10. A method for operating a touch sensitive display including circuitry responsive to the display to move a cursor according to movement of a finger thereon and effect input operations according to the position of a cursor in relation to a displayed image, the method comprising:
displaying a cursor at a position displaced by a short distance from the point of contact of the finger with the display so that the position of the cursor when an input operation is effected is visible to the user;
responding to a first finger tap by defining the position of the cursor; and
responding to a second finger tap to confirm the position of the cursor as the point of effect desired by the user.
11. A computer program for controlling apparatus having a touch sensitive display, the program comprising program elements for responding to signals from the display to move a cursor in a displayed image according to movement of a finger thereon and program elements for effecting input operations according to the position of a cursor in relation to the displayed image, the position of the cursor on the displayed image being displaced by a short distance from the point of contact of the finger with the display so that the position of the cursor when an input operation is effected is visible to the user, wherein the input operations comprise at least a first finger tap serving to define the position of the cursor and a second finger tap serving to confirm the position of the cursor as the point of effect desired by the user.

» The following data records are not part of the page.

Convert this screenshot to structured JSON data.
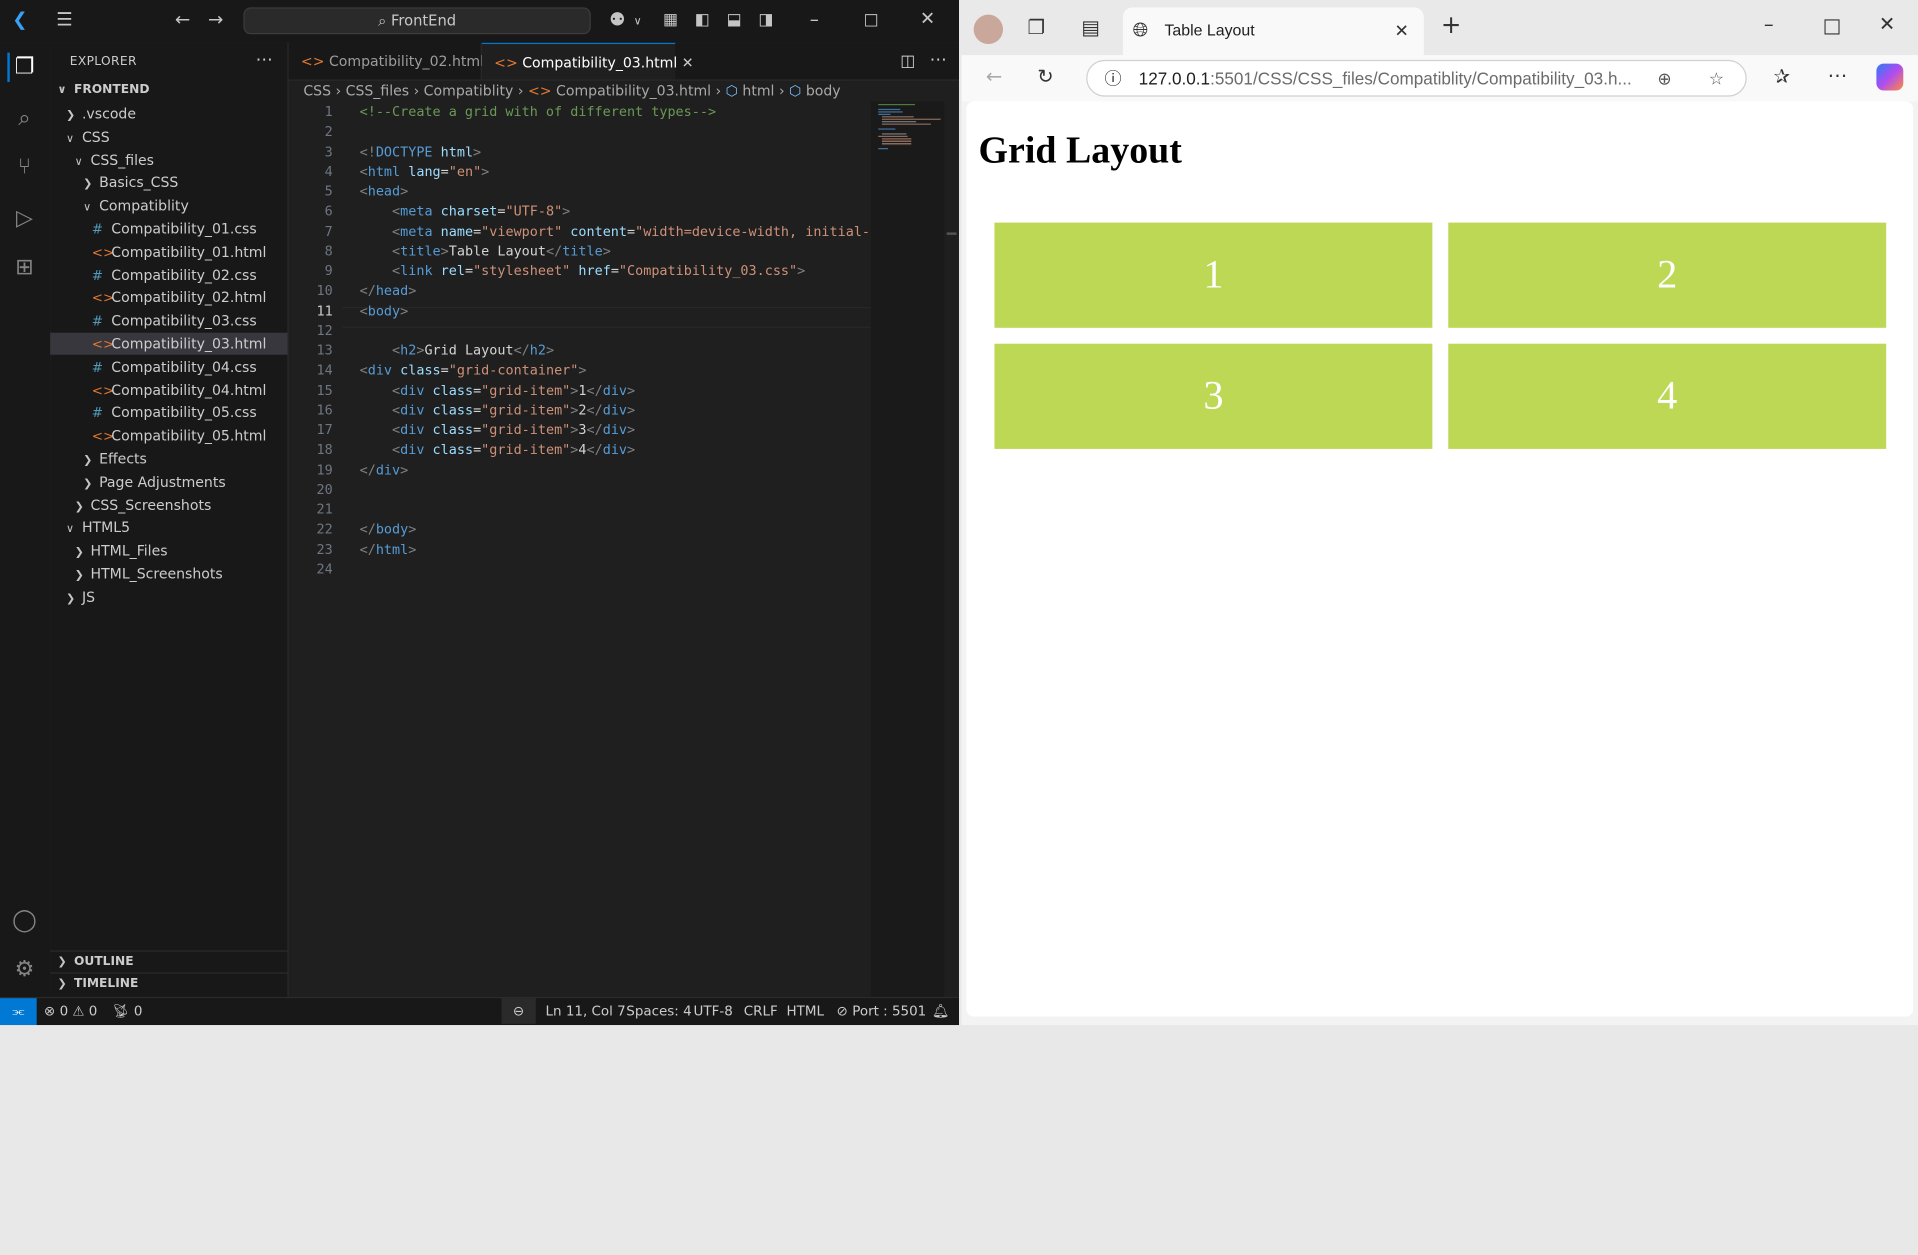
{
  "vscode": {
    "search_text": "FrontEnd",
    "explorer_title": "EXPLORER",
    "root_folder": "FRONTEND",
    "tree": [
      {
        "label": ".vscode",
        "type": "folder",
        "state": "closed"
      },
      {
        "label": "CSS",
        "type": "folder",
        "state": "open"
      },
      {
        "label": "CSS_files",
        "type": "folder",
        "state": "open"
      },
      {
        "label": "Basics_CSS",
        "type": "folder",
        "state": "closed"
      },
      {
        "label": "Compatiblity",
        "type": "folder",
        "state": "open"
      },
      {
        "label": "Compatibility_01.css",
        "type": "css"
      },
      {
        "label": "Compatibility_01.html",
        "type": "html"
      },
      {
        "label": "Compatibility_02.css",
        "type": "css"
      },
      {
        "label": "Compatibility_02.html",
        "type": "html"
      },
      {
        "label": "Compatibility_03.css",
        "type": "css"
      },
      {
        "label": "Compatibility_03.html",
        "type": "html",
        "selected": true
      },
      {
        "label": "Compatibility_04.css",
        "type": "css"
      },
      {
        "label": "Compatibility_04.html",
        "type": "html"
      },
      {
        "label": "Compatibility_05.css",
        "type": "css"
      },
      {
        "label": "Compatibility_05.html",
        "type": "html"
      },
      {
        "label": "Effects",
        "type": "folder",
        "state": "closed"
      },
      {
        "label": "Page Adjustments",
        "type": "folder",
        "state": "closed"
      },
      {
        "label": "CSS_Screenshots",
        "type": "folder",
        "state": "closed"
      },
      {
        "label": "HTML5",
        "type": "folder",
        "state": "open"
      },
      {
        "label": "HTML_Files",
        "type": "folder",
        "state": "closed"
      },
      {
        "label": "HTML_Screenshots",
        "type": "folder",
        "state": "closed"
      },
      {
        "label": "JS",
        "type": "folder",
        "state": "closed"
      }
    ],
    "outline_label": "OUTLINE",
    "timeline_label": "TIMELINE",
    "tabs": [
      {
        "label": "Compatibility_02.html",
        "active": false
      },
      {
        "label": "Compatibility_03.html",
        "active": true
      }
    ],
    "breadcrumb": [
      "CSS",
      "CSS_files",
      "Compatiblity",
      "Compatibility_03.html",
      "html",
      "body"
    ],
    "current_line": 11,
    "code_lines": [
      "<!--Create a grid with of different types-->",
      "",
      "<!DOCTYPE html>",
      "<html lang=\"en\">",
      "<head>",
      "    <meta charset=\"UTF-8\">",
      "    <meta name=\"viewport\" content=\"width=device-width, initial-s",
      "    <title>Table Layout</title>",
      "    <link rel=\"stylesheet\" href=\"Compatibility_03.css\">",
      "</head>",
      "<body>",
      "",
      "    <h2>Grid Layout</h2>",
      "<div class=\"grid-container\">",
      "    <div class=\"grid-item\">1</div>",
      "    <div class=\"grid-item\">2</div>",
      "    <div class=\"grid-item\">3</div>",
      "    <div class=\"grid-item\">4</div>",
      "</div>",
      "",
      "",
      "</body>",
      "</html>",
      ""
    ],
    "status": {
      "errors": "0",
      "warnings": "0",
      "ports": "0",
      "position": "Ln 11, Col 7",
      "spaces": "Spaces: 4",
      "encoding": "UTF-8",
      "eol": "CRLF",
      "language": "HTML",
      "port": "Port : 5501"
    }
  },
  "browser": {
    "tab_title": "Table Layout",
    "url_host": "127.0.0.1",
    "url_rest": ":5501/CSS/CSS_files/Compatiblity/Compatibility_03.h...",
    "page_heading": "Grid Layout",
    "grid_items": [
      "1",
      "2",
      "3",
      "4"
    ],
    "grid_color": "#bcd854"
  }
}
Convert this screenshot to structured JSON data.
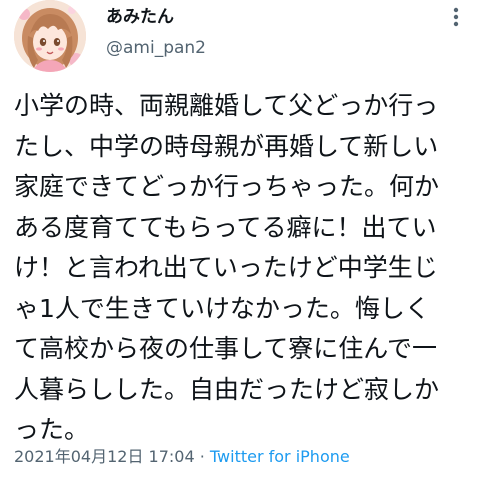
{
  "user": {
    "display_name": "あみたん",
    "username": "@ami_pan2"
  },
  "tweet": {
    "lines": [
      "小学の時、両親離婚して父どっか行っ",
      "たし、中学の時母親が再婚して新しい",
      "家庭できてどっか行っちゃった。何か",
      "ある度育ててもらってる癖に！出てい",
      "け！と言われ出ていったけど中学生じ",
      "ゃ1人で生きていけなかった。悔しく",
      "て高校から夜の仕事して寮に住んで一",
      "人暮らしした。自由だったけど寂しか",
      "った。"
    ]
  },
  "meta": {
    "timestamp": "2021年04月12日 17:04",
    "separator": " · ",
    "source": "Twitter for iPhone"
  },
  "icons": {
    "avatar": "anime-girl-avatar",
    "more": "more-vertical-icon"
  },
  "colors": {
    "text": "#0f1419",
    "secondary": "#536471",
    "link": "#1d9bf0"
  }
}
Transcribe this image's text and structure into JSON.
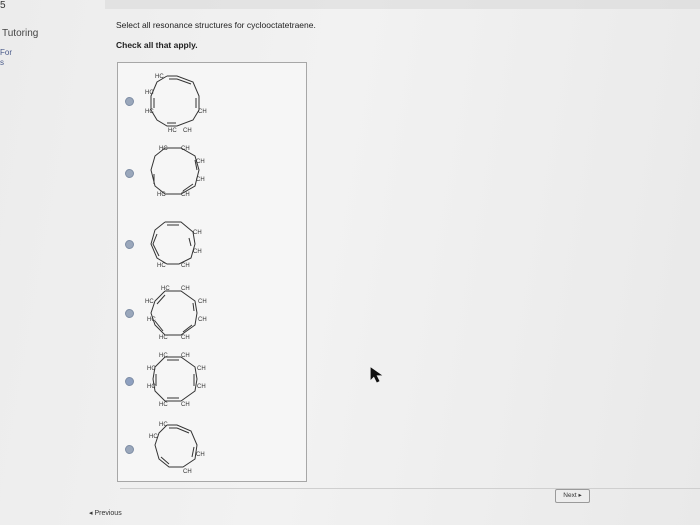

12. Apparatus having a touch sensitive display and circuitry responsive to the display to move a cursor according to movement of a finger thereon and effect input operations according to the position of a cursor in relation to a displayed image, the position of the cursor on the displayed image being displaced by a short distance from the point of contact of the finger with the display so that the position of the cursor when an input operation is effected is visible to the user, wherein the input operations comprise at least a first finger tap serving to define the position of the cursor and a second finger tap serving to confirm the position of the cursor as the point of effect desired by the user, wherein the input operations are associated with display elements that are smaller than a human finger. and are effected if the second finger tap is effected less than a predetermined time after the first finger tap and if the first finger tap is effected less than a predetermined distance from the contact point that determined the cursor position.
13. Apparatus as claimed in claim 12 wherein the display is arranged not to display active elements in an edge zone.
14. A touch sensitive display in which a display surface extends beyond the edge of a touch pad at an edge.